I am new to Spark and have the following high level question about RDDs and Dataframes which if im not mistaken are built on top of RDDs:
I understand that there are two types of operations that can be done on RDD's, transformations and actions. I also understand that transformations are only executed when an action is performed on an RDD that is a product of that transformation. Given that RDD's are in memory, I was wondering if there was some possibility of optimising the amount of memory consumed by these RDDs, take the following example:
KafkaDF = KafkaDFRaw.select(
KafkaDFRaw.key,
KafkaDFRaw.value,
KafkaDFRaw.topic,
unix_timestamp('timestamp',
'yyyy-MM-dd HH:mm:ss').alias('kafka_arrival_time')
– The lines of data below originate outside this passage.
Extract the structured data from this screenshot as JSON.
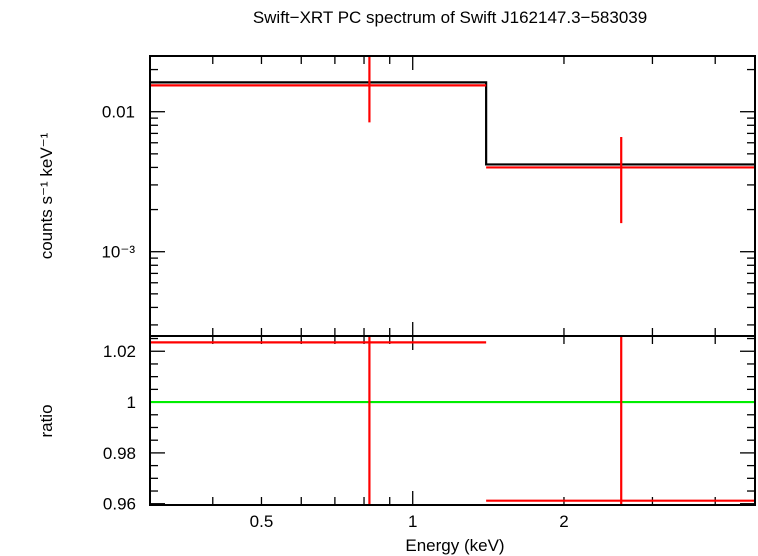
{
  "chart_data": {
    "title": "Swift−XRT PC spectrum of Swift J162147.3−583039",
    "xlabel": "Energy (keV)",
    "x_scale": "log",
    "xlim": [
      0.3,
      4.8
    ],
    "x_tick_labels": [
      {
        "value": 0.5,
        "label": "0.5"
      },
      {
        "value": 1,
        "label": "1"
      },
      {
        "value": 2,
        "label": "2"
      }
    ],
    "panels": [
      {
        "name": "spectrum",
        "type": "step-with-errorbars",
        "ylabel": "counts s⁻¹ keV⁻¹",
        "y_scale": "log",
        "ylim": [
          0.00025,
          0.025
        ],
        "y_tick_labels": [
          {
            "value": 0.01,
            "label": "0.01"
          },
          {
            "value": 0.001,
            "label": "10⁻³"
          }
        ],
        "model": {
          "name": "model",
          "color": "#000000",
          "bins": [
            {
              "x_lo": 0.3,
              "x_hi": 1.4,
              "y": 0.0162
            },
            {
              "x_lo": 1.4,
              "x_hi": 4.8,
              "y": 0.0042
            }
          ]
        },
        "data": {
          "name": "data",
          "color": "#ff0000",
          "points": [
            {
              "x": 0.82,
              "x_lo": 0.3,
              "x_hi": 1.4,
              "y": 0.0158,
              "y_lo": 0.0084,
              "y_hi": 0.025
            },
            {
              "x": 2.6,
              "x_lo": 1.4,
              "x_hi": 4.8,
              "y": 0.0041,
              "y_lo": 0.0016,
              "y_hi": 0.0066
            }
          ]
        }
      },
      {
        "name": "ratio",
        "type": "errorbars",
        "ylabel": "ratio",
        "y_scale": "linear",
        "ylim": [
          0.9595,
          1.026
        ],
        "y_tick_labels": [
          {
            "value": 0.96,
            "label": "0.96"
          },
          {
            "value": 0.98,
            "label": "0.98"
          },
          {
            "value": 1,
            "label": "1"
          },
          {
            "value": 1.02,
            "label": "1.02"
          }
        ],
        "reference_line": {
          "y": 1,
          "color": "#00ee00"
        },
        "data": {
          "name": "ratio",
          "color": "#ff0000",
          "points": [
            {
              "x": 0.82,
              "x_lo": 0.3,
              "x_hi": 1.4,
              "y": 1.0235,
              "y_lo": 0.9595,
              "y_hi": 1.026
            },
            {
              "x": 2.6,
              "x_lo": 1.4,
              "x_hi": 4.8,
              "y": 0.9612,
              "y_lo": 0.9595,
              "y_hi": 1.026
            }
          ]
        }
      }
    ]
  }
}
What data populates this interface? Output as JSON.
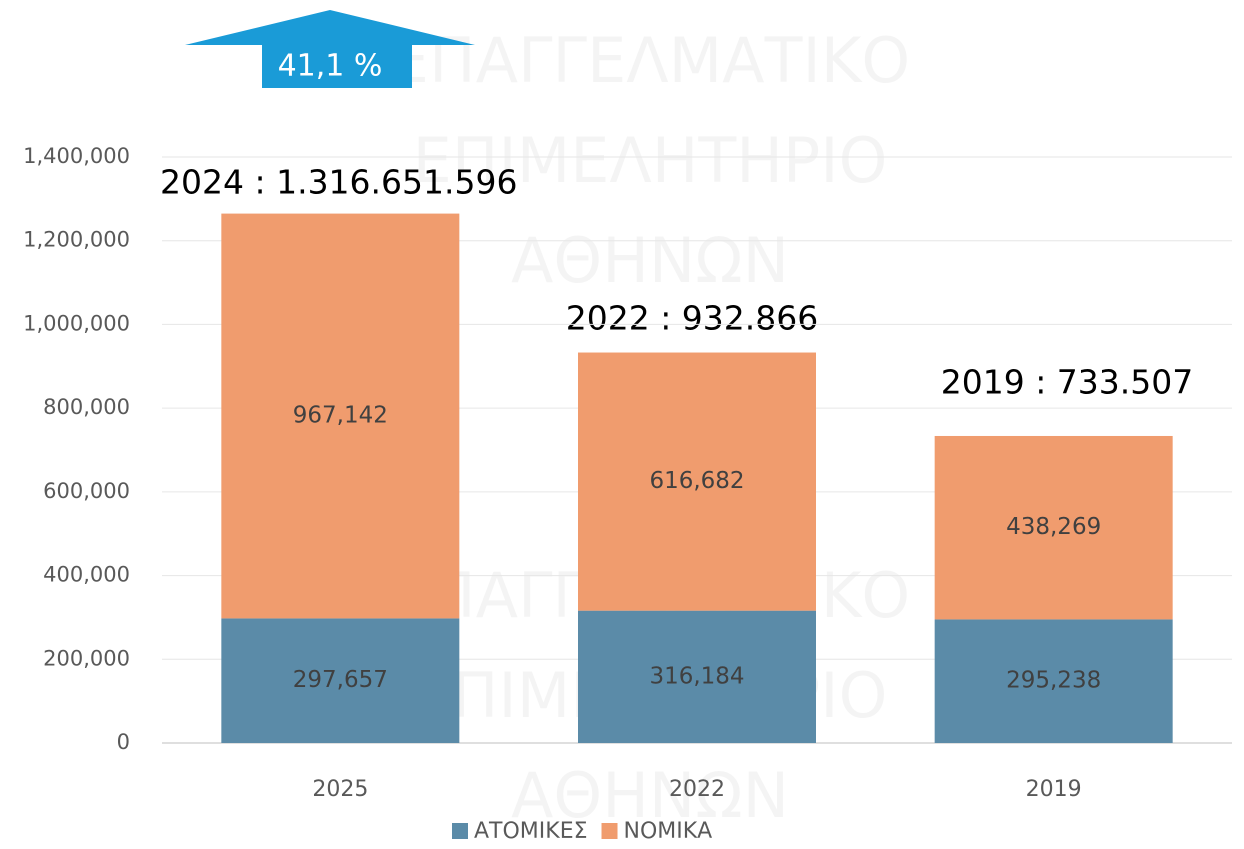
{
  "chart_data": {
    "type": "stacked_bar",
    "categories": [
      "2025",
      "2022",
      "2019"
    ],
    "series": [
      {
        "name": "ΑΤΟΜΙΚΕΣ",
        "color": "#5b8ba8",
        "values": [
          297657,
          316184,
          295238
        ],
        "value_labels": [
          "297,657",
          "316,184",
          "295,238"
        ]
      },
      {
        "name": "ΝΟΜΙΚΑ",
        "color": "#f09c6e",
        "values": [
          967142,
          616682,
          438269
        ],
        "value_labels": [
          "967,142",
          "616,682",
          "438,269"
        ]
      }
    ],
    "ylim": [
      0,
      1400000
    ],
    "yticks": [
      0,
      {
        "value": 200000,
        "label": "200,000"
      },
      {
        "value": 400000,
        "label": "400,000"
      },
      {
        "value": 600000,
        "label": "600,000"
      },
      {
        "value": 800000,
        "label": "800,000"
      },
      {
        "value": 1000000,
        "label": "1,000,000"
      },
      {
        "value": 1200000,
        "label": "1,200,000"
      },
      {
        "value": 1400000,
        "label": "1,400,000"
      }
    ],
    "grid": true,
    "legend": "bottom",
    "annotations": [
      "2024 : 1.316.651.596",
      "2022 : 932.866",
      "2019 : 733.507",
      "41,1 %"
    ],
    "watermark": [
      "ΕΠΑΓΓΕΛΜΑΤΙΚΟ",
      "ΕΠΙΜΕΛΗΤΗΡΙΟ",
      "ΑΘΗΝΩΝ"
    ]
  }
}
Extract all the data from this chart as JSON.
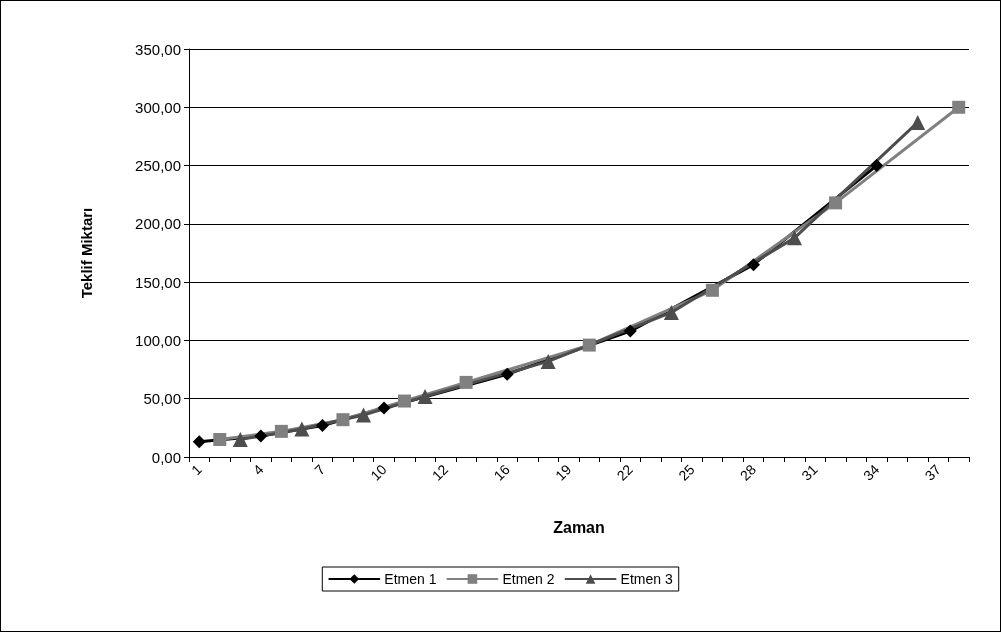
{
  "chart_data": {
    "type": "line",
    "xlabel": "Zaman",
    "ylabel": "Teklif Miktarı",
    "categories": [
      "1",
      null,
      null,
      "4",
      null,
      null,
      "7",
      null,
      null,
      "10",
      null,
      null,
      "12",
      null,
      null,
      "16",
      null,
      null,
      "19",
      null,
      null,
      "22",
      null,
      null,
      "25",
      null,
      null,
      "28",
      null,
      null,
      "31",
      null,
      null,
      "34",
      null,
      null,
      "37",
      null
    ],
    "series": [
      {
        "name": "Etmen 1",
        "color": "#000000",
        "marker": "diamond",
        "values": [
          13,
          null,
          null,
          18,
          null,
          null,
          27,
          null,
          null,
          42,
          null,
          null,
          null,
          null,
          null,
          71,
          null,
          null,
          null,
          null,
          null,
          108,
          null,
          null,
          null,
          null,
          null,
          165,
          null,
          null,
          null,
          null,
          null,
          250,
          null,
          null,
          null,
          null
        ]
      },
      {
        "name": "Etmen 2",
        "color": "#808080",
        "marker": "square",
        "values": [
          null,
          15,
          null,
          null,
          22,
          null,
          null,
          32,
          null,
          null,
          48,
          null,
          null,
          64,
          null,
          null,
          null,
          null,
          null,
          96,
          null,
          null,
          null,
          null,
          null,
          143,
          null,
          null,
          null,
          null,
          null,
          218,
          null,
          null,
          null,
          null,
          null,
          300
        ]
      },
      {
        "name": "Etmen 3",
        "color": "#4d4d4d",
        "marker": "triangle",
        "values": [
          null,
          null,
          15,
          null,
          null,
          24,
          null,
          null,
          36,
          null,
          null,
          52,
          null,
          null,
          null,
          null,
          null,
          82,
          null,
          null,
          null,
          null,
          null,
          124,
          null,
          null,
          null,
          null,
          null,
          188,
          null,
          null,
          null,
          null,
          null,
          287,
          null,
          null
        ]
      }
    ],
    "ylim": [
      0,
      350
    ],
    "yticks": [
      {
        "value": 0,
        "label": "0,00"
      },
      {
        "value": 50,
        "label": "50,00"
      },
      {
        "value": 100,
        "label": "100,00"
      },
      {
        "value": 150,
        "label": "150,00"
      },
      {
        "value": 200,
        "label": "200,00"
      },
      {
        "value": 250,
        "label": "250,00"
      },
      {
        "value": 300,
        "label": "300,00"
      },
      {
        "value": 350,
        "label": "350,00"
      }
    ],
    "grid": "y",
    "legend": "bottom"
  }
}
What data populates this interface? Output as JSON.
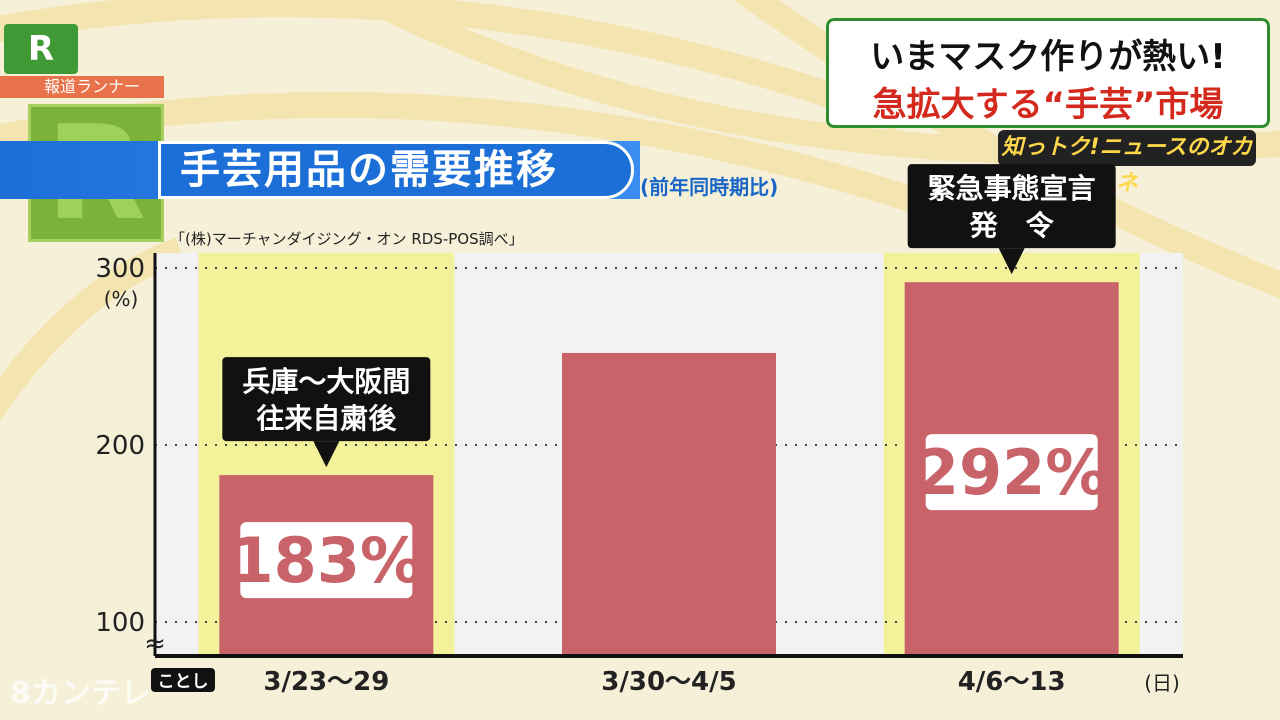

).withColumn("spark_arrival_time", udf(time.time, DoubleType())())
I have a KafkaDFRaw dataframe and I produce a new RDD called KafkaDF. I then wish to add columns to this new RDD. Should I add them to the existing RDD? Like so:
decoded_value_udf = udf(lambda value: value.decode("utf-8"))
KafkaDF = KafkaDF\
.withColumn(
"cleanKey", decoded_value_udf(KafkaDF.key))\
.withColumn(
"cleanValue", decoded_value_udf(KafkaDF.value))
Or should I create a new dataframe from the last one? Like so:
decoded_value_udf = udf(lambda value: value.decode("utf-8"))
KafkaDF_NEW = KafkaDF\
.withColumn(
"cleanKey", decoded_value_udf(KafkaDF.key))\
.withColumn(
"cleanValue", decoded_value_udf(KafkaDF.value))
Does this make a difference in terms of memory optimisation?
Thank you in advance for your help.
Whenever the action is called, the optimized dag gets executed and the memory is used as per the plan. You can compare the execution plans to understand:
df.explain(true)
df_new.explain(true)
Creating extra variable in between to hold the transformations does not impact the memory utilization. Memory requirements will depend on data size, partition size, shuffles etc.